Library of Professional Coaching

Team Coaching Success: Improving Observable and Measurable Impact

 

Team Coaching is fundamentally an individual and collective process of learning and change, and as such, team coaches should have a clearly articulated “theory of change” that underlies their Team Coaching approach.

Throughout the years with my Team Coaching clients, I have witnessed team members struggling at the beginning with systems thinking skills when asked to draw a picture in their mind of their working systems. I know the feeling, as most of us baby boomers/Gen Xers in the Western world have been (conventionally) educated and conditioned into thinking linearly, step-by-step in a continuous piecemeal approach and bringing with it a scientific one-truth avenue. The temptation is to look for facts rather than allowing patterns to emerge….

Being a Frenchman, Descartes initiated a bit of this, and I should know a thing or two about the Cartesian dualism mentality because the French educational system is still overwhelmingly based on this mental construct. Nevertheless, this “mental map” has its benefits such as PMO, striving to standardize and introduce economies of repetition in the execution of projects with its deadlines, implementing and executing task-orientated work.

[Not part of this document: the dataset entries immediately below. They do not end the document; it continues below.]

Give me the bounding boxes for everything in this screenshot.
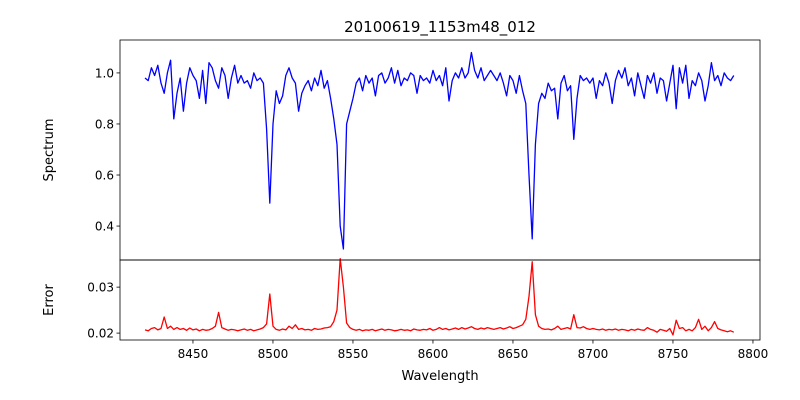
- xtick-label: 8700: [578, 347, 609, 361]
- xtick-label: 8750: [658, 347, 689, 361]
- xtick-label: 8550: [338, 347, 369, 361]
- ytick-label: 0.4: [95, 220, 114, 234]
- xlabel: Wavelength: [401, 369, 478, 384]
- axes-frame: [119, 39, 761, 261]
- xtick-label: 8600: [418, 347, 449, 361]
- xtick-label: 8800: [738, 347, 769, 361]
- bottom-ylabel: Error: [42, 284, 57, 316]
- xtick-label: 8650: [498, 347, 529, 361]
- xtick-label: 8450: [178, 347, 209, 361]
- ytick-label: 0.6: [95, 169, 114, 183]
- axes-frame: [119, 259, 761, 341]
- chart-title: 20100619_1153m48_012: [344, 18, 536, 37]
- ytick-label: 0.03: [87, 281, 114, 295]
- spectrum-axes: 0.4 0.6 0.8 1.0: [95, 39, 761, 261]
- spectrum-line: [144, 51, 735, 250]
- error-line: [144, 257, 735, 336]
- top-ylabel: Spectrum: [42, 119, 57, 182]
- ytick-label: 1.0: [95, 66, 114, 80]
- ytick-label: 0.8: [95, 117, 114, 131]
- xtick-label: 8500: [258, 347, 289, 361]
- ytick-label: 0.02: [87, 327, 114, 341]
- error-axes: 0.02 0.03 8450 8500 8550 8600 8650 8700 8750 8800: [87, 257, 769, 361]
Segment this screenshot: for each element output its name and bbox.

However, in order to navigate the complexity of this VUCA] world and its “wicked problems,” it is difficult to adapt to the rigidity, certainty and predetermined linear outcomes, as uncertainty is the new norm. My twelve years in the trenches designing and delivering team coaching programs have led me to conclude that the AQAL Integral Framework developed by Ken Wilber and the Integral Institute is, by far, the most precise map currently available for my “articulated” theory of change within a team coaching context.

AQAL itself stands for “All Quadrants, all Levels,” which is short for “All Quadrants, all Levels, all Lines, all States and all Types,” which are the five dimensions or elements that Wilber uses to define reality. The AQAL map ensures that you are utilizing the full range of resources for any situation, with the greater likelihood of success because ALL experiences have both interior and exterior components in singular and collective forms.

It’s a 5D multidimensional integral way of looking at reality, and as coaching practitioners, we can use this at different levels. For the simplicity of this article, we will map a change journey from a quadrant perspective using team coaching and the collective as a unit in the center of the diagram.

 

 


Exercise evaluating impacts in team coaching using the AQAL model:

Think of a recent team coaching client and imagine yourself walking into the first (UL) Individual-Interior quadrant of your client and circling right (UR) Individual – Exterior and back to bottom (LL) Collective – Interior and finally (LR) Collective Exterior, mapping this as a unit for the collective:

– As you enter each quadrant see, feel, sense yourself addressing the coaching alliance from each perspective:

* What are the individual patterns of competing commitments of the collective (UL)? What do you sense as their common individual beliefs/perceptions and as a collective unit? What would improve the collective emotional DNA of the team?

* What leadership competencies (i.e., managing conflict) have you established in the team coaching agreement (UR)? What are the key strategic activities that the team needs to allocate to individual team members?

* What is the purpose and desired values/operating principles of this team (LL)? What is the informal power structure and politics within the team? What rhythm does the team have?

* What are the interdependent measurable KPIs objectives as a collective (LR)? What are the key strategic goals that the team needs to own as a whole?

– What is your preferred team coaching quadrant? Do you always start with the (UL) – Individual Interior world of the team leader? Do you spend most of your time on the (UR) focusing on the “what” of team performance? Or, do you prefer to coach on the “how” of team process (LL)? Or, work on the team structure and design (LR)?

As learning capability is critical to teaming and a big part of the role of team coaching is to accelerate learning, I find this change journey mapping a useful exercise in setting anchor points, co-creating the relationship and establishing the coaching agreement with my team clients.

You cannot understand the experience of your client and fully facilitate learning and results through the lens of any other quadrant, and each unhealthy quadrant will have an impact on the other three as per the example below:

In conclusion, one of the key set of capabilities of a team coach is to diagnose the collective team culture and dynamics and systemic patterns while feeding back in ways that create new insights and mindset shift in the team.

The AQAL map is just one tool that helps you enhance your systemic capabilities and can be used to diagnose, contract (setting the foundation) and facilitate learning and results with your client team.